The task force was initially chaired by Lightfoot, who was then head of the Chicago Police Board.

Lightfoot said the creation of a civilian oversight commission was a priority for her administration, but neither proposal has received a vote in City Council. After initially signaling her support for GAPA, Lightfoot said this summer she was “moving on” from the proposal and her office promised to introduce a third measure.

In January, supporters of each ordinance presented amendments to their plans at a hearing of the Public Safety Committee, including a provision in CPAC that would cut Police Department funding by hundreds of millions of dollars by capping its budget at 25 percent of Chicago’s corporate fund–the largest of several pots of money that comprise the total budget.

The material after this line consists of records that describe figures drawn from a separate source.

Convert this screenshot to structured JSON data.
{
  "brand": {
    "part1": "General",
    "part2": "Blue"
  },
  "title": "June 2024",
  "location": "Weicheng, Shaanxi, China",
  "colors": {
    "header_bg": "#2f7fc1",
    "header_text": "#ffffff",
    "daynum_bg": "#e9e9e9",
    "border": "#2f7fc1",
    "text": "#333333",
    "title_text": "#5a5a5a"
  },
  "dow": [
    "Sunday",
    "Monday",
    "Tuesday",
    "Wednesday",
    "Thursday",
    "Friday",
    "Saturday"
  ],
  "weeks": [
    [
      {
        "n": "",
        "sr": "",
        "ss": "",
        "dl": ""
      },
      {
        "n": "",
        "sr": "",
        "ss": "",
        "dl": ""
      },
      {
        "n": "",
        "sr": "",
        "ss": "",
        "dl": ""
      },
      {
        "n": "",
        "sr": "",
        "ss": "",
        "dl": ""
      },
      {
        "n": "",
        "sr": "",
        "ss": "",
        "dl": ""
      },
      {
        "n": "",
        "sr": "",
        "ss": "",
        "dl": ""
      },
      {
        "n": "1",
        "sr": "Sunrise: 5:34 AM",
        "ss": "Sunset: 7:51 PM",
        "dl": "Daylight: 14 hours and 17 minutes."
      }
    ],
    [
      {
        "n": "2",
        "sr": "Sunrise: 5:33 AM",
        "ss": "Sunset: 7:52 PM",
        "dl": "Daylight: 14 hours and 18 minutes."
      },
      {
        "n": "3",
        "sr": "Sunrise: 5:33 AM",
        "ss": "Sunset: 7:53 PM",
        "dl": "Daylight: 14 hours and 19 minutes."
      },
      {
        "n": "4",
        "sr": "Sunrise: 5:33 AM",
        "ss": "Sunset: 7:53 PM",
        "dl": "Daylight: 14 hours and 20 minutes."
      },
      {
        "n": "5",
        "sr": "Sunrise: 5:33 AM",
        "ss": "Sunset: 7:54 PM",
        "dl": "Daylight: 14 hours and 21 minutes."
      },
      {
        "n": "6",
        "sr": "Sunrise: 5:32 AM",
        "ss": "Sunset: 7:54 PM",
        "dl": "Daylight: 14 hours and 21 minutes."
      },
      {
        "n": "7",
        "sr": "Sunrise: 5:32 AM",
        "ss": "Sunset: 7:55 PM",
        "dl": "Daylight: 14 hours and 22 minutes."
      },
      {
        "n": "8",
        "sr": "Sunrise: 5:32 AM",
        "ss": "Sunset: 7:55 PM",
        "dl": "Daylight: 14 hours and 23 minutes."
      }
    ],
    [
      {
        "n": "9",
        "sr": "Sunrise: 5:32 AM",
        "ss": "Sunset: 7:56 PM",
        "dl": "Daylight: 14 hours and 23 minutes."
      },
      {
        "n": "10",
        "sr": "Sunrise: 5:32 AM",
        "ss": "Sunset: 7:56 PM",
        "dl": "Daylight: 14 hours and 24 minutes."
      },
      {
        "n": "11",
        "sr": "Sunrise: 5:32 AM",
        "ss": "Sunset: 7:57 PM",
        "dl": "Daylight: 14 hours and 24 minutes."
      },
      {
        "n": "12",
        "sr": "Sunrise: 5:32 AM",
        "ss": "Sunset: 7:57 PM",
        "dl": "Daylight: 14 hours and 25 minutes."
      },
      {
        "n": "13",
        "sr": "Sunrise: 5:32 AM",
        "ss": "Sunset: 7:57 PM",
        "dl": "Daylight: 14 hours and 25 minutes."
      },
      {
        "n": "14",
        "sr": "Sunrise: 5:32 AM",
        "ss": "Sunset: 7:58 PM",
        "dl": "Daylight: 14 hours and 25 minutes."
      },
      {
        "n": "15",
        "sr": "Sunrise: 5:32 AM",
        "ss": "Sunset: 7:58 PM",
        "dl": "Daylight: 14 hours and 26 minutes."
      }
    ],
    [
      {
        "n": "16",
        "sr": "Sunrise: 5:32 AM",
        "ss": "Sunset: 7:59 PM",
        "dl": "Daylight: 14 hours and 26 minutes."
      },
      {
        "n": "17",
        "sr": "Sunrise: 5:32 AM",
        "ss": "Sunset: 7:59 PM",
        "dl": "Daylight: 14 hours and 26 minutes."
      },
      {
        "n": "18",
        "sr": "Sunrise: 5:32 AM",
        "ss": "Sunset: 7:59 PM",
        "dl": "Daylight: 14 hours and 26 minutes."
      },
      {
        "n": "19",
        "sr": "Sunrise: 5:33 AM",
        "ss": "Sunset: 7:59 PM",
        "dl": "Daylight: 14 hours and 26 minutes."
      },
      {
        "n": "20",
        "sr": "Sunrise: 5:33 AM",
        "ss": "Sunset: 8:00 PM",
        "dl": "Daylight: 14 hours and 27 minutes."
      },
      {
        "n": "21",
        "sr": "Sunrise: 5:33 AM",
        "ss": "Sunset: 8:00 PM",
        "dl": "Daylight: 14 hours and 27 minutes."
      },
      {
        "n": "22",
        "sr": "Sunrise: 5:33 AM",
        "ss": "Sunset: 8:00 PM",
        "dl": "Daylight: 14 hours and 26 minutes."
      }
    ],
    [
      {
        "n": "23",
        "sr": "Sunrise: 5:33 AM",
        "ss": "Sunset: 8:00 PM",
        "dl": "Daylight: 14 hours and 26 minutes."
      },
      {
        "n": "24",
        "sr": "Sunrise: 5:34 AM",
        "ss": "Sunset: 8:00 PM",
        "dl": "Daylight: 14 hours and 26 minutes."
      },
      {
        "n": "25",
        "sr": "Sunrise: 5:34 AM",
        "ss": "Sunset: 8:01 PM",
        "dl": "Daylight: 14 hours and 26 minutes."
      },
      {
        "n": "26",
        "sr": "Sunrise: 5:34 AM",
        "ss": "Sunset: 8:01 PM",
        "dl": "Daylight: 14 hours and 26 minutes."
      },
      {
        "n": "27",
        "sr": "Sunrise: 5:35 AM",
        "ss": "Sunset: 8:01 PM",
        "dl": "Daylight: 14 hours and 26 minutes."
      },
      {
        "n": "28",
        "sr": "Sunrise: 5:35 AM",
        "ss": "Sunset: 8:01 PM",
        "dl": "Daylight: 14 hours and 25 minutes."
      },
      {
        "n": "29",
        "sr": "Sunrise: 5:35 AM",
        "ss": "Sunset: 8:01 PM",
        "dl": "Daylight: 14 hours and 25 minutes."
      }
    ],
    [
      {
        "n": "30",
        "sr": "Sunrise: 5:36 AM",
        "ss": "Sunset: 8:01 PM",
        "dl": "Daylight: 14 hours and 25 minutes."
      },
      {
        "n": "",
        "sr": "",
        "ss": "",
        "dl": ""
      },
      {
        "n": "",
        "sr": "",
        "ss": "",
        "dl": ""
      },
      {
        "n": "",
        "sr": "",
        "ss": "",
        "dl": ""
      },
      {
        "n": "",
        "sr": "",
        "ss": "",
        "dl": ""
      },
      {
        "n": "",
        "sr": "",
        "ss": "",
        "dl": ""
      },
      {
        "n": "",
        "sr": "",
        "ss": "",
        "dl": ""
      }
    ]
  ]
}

CPAC would give broad control over the Police Department to the civilian commission. It would include 11 councilors, elected from two contiguous police districts. They would select deputy councilors to help monitor the department. Councilors and their deputies would earn full-time salaries in line with aldermen.

But following criticism of the plan during an October meeting, changes were made to give City Council a role in police oversight — and to cut police spending.

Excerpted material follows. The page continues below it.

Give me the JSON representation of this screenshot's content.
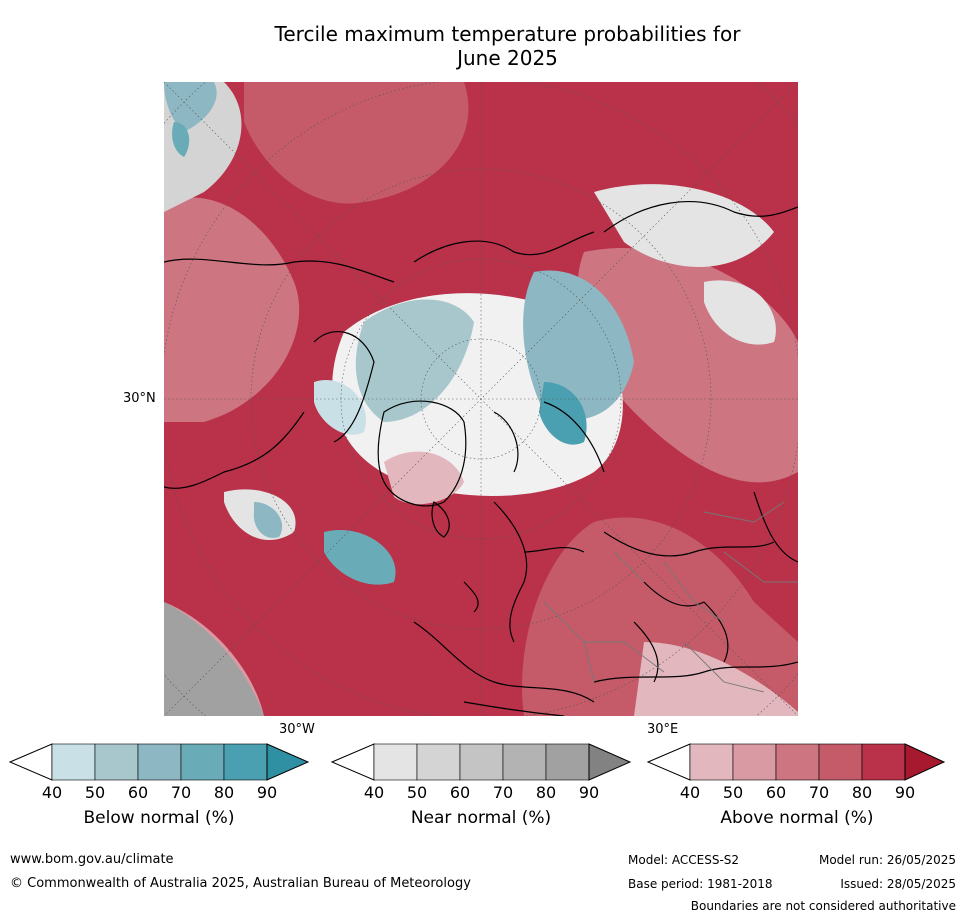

The ordinance stipulates CPAC’s budget cannot be less than 1 percent of that of the Police Department. The ordinance also was amended to require 20 percent of CPAC’s budget to be devoted to “studying, piloting, experimenting with and implementing non-policing public safety solutions,” such as violence intervention programs.

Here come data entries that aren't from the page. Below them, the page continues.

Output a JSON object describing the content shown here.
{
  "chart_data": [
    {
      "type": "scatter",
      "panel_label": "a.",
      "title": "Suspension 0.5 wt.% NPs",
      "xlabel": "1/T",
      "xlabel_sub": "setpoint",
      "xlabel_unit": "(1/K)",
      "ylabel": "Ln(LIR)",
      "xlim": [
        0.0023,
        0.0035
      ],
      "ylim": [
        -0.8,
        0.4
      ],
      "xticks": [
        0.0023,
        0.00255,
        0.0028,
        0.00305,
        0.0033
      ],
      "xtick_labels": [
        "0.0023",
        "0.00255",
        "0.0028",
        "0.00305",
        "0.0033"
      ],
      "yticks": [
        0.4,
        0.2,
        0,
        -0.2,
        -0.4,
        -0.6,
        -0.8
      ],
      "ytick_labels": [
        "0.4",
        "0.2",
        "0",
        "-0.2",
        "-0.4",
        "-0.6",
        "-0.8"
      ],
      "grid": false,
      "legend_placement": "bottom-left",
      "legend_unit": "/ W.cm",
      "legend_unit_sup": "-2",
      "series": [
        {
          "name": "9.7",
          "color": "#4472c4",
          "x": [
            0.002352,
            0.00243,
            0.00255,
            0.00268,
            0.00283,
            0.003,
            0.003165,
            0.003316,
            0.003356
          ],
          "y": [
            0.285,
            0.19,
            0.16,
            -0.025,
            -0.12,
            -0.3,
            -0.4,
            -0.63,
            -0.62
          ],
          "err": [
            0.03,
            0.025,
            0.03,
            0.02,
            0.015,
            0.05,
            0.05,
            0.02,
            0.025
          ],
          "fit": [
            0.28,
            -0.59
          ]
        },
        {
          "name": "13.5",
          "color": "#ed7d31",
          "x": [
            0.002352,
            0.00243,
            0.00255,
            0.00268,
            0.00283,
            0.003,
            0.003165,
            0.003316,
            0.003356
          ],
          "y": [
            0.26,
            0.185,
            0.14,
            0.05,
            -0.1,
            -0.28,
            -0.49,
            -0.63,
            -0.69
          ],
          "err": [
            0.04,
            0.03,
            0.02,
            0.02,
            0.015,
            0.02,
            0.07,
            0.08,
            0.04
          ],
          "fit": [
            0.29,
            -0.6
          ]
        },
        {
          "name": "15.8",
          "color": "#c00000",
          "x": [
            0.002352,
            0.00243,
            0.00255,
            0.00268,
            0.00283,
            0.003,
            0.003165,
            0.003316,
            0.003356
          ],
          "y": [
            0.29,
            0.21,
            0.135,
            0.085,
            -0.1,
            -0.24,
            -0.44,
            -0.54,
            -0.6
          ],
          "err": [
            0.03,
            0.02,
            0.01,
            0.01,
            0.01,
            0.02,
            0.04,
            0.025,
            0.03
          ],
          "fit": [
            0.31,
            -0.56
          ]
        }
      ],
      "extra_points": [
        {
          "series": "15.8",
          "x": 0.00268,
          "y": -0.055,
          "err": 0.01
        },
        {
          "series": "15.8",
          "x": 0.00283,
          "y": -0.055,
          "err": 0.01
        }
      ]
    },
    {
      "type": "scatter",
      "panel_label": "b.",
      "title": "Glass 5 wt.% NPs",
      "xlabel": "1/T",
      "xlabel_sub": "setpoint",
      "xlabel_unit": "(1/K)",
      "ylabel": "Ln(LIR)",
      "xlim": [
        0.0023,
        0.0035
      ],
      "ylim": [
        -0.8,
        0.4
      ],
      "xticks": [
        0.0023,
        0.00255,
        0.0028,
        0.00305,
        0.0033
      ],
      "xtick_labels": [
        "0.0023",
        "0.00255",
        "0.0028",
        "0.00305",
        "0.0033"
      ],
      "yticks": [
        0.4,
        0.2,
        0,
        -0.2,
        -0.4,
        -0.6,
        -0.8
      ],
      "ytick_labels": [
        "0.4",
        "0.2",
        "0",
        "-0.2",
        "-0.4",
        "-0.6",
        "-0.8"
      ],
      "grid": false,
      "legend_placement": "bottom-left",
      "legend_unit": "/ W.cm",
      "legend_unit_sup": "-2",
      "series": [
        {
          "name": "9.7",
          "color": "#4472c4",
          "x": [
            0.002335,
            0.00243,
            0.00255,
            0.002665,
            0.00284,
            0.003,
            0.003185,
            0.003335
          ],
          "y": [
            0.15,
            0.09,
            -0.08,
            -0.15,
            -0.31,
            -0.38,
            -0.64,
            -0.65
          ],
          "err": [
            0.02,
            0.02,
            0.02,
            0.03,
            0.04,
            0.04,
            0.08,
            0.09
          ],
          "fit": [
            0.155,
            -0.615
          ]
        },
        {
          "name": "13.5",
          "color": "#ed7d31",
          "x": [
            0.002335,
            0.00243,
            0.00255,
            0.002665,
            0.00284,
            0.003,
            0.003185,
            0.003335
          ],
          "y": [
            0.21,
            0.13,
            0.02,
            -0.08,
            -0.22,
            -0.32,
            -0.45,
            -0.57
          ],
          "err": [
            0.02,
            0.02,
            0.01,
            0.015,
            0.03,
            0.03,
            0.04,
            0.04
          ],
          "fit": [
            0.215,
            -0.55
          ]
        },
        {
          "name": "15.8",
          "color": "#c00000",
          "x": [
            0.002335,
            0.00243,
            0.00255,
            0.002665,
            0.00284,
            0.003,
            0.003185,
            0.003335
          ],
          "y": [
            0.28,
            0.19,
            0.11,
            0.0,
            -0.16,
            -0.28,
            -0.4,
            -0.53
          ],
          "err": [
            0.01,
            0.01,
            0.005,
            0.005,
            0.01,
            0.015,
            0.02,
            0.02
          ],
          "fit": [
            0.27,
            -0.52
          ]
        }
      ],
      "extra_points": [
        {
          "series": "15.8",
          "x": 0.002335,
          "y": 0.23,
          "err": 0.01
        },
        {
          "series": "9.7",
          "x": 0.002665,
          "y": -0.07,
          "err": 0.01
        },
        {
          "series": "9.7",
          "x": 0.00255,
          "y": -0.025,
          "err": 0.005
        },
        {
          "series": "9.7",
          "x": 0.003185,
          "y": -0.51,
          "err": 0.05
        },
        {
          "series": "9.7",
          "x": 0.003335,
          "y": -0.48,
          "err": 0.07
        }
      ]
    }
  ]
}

Under the changes, CPAC still would have the authority to hire the police superintendent, the chief administrator of the Chicago Office of Police Accountability and members of the Chicago Police Board. But the changes stipulate those decisions would be made with the “advice and consent” of City Council.

A majority of the City Council would have to approve if CPAC moved to fire anyone serving in those positions.

The changes also allow for the police department and Chicago Police Board to create the boundaries for the electoral districts of the CPAC councilors and would allow for councilors to be removed from their positions for cause.

GAPA Proposal

GAPA would create a nine-member Community Commission for Public Safety and Accountability. The initial proposal would have empowered its members to set Police Department policies, launch investigations, compel data from the department and recommend police budgets to City Council.

Key changes would now allow the commission to take votes of no confidence for the police superintendent, COPA administrator and police board members; to annually review and “set priorities” for those three bodies; and to comment on the police budget before City Council. The revised ordinance also would grant the commission authority to launch a COPA investigation

Ald. Andre Vasquez (40th) said Friday he believes what Lightfoot will propose will “keep control in the mayor’s hands,” and is “proud” to see the coalition working together to provide an alternative choice.

“It’s legislation that the people have worked together and are demanding because they want to see it or what the mayor has decided to interject and introduce that is not what the people have been working on,” he said.